I don’t normally take such a reflective tack while writing about new records, but the singular nature of 1984 prompts it. Comprised entirely of a single forty-one minute piece which adds instrumentation at a glacial pace, 1984 presses the sounds and textures the have accrued over their tenure into more experimental purposes. Sixth June obviously aren’t the first act to use established post-punk instrumentation to craft music wholly removed from traditional pop song structures, but the slowly, slowly, slowly shifting minimalism of 1984 has less in common with Wire or Pere Ubu than it does Terry Riley or Harold Budd (or perhaps even the monomaniacal circling of Ravel’s “BolĂ©ro”, though it never reaches that work’s grotesque excess).

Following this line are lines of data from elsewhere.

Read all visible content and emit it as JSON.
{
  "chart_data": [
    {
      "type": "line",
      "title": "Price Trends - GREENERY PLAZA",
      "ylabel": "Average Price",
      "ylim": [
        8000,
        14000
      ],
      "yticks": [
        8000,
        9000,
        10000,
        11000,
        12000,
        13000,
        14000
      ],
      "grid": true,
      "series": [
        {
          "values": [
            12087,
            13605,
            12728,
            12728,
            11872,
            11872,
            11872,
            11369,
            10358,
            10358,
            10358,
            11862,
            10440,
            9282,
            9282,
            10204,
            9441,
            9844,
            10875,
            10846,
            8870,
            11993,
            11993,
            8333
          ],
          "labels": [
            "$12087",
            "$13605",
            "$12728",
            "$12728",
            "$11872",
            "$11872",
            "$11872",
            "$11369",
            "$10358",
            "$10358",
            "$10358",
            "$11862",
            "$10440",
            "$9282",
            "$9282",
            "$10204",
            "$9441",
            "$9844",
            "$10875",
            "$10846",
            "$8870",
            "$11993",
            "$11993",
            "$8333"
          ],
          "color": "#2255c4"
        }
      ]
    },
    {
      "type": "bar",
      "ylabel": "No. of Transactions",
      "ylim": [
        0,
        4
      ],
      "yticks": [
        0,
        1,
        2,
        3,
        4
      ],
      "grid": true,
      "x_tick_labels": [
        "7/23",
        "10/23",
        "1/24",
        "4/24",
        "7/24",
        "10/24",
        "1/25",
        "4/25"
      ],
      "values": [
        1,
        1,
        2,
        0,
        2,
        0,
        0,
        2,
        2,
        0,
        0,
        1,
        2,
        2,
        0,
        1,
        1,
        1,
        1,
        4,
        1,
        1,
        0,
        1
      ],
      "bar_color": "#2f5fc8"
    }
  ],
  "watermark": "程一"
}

Slow, loping bass and a set of emerging woodwinds make up most of the composition, with only the slightest variations emerging between them for the first half of the piece, while some mournful sax (which perhaps has something of the Legendary Pink Dots’ more melancholy moments) makes brief riposte and punctuation. When Andonov’s vocals emerge alongside some percussion at the thirty minute mark, with multi-tracking adding almost Enya-styled depth and texture, it’s to intone one of the simple refrains the woodwinds have been repeating throughout. The words, “Don’t look for anyone, I am the one”, feel so open-ended after such a sustained groove that they can be taken just about any way the listener desires.
1984 likely isn’t the sort of move anyone was expecting Sixth June to make, and the cryptically impassive mood of the piece isn’t giving anything away. Hell, even the title feels like a cipher – the number’s literary significance being so widespread as to almost lose its meaning. But even if they’re not offering clear clues as to why, Sixth June have taken an ambitious journey while still retaining the sounds which have made them such a charming and ineluctable presence over these past years.
It’s 1:00 am, and 1984 has just played through for the fourth time tonight. It might be cool enough to go outside for some air.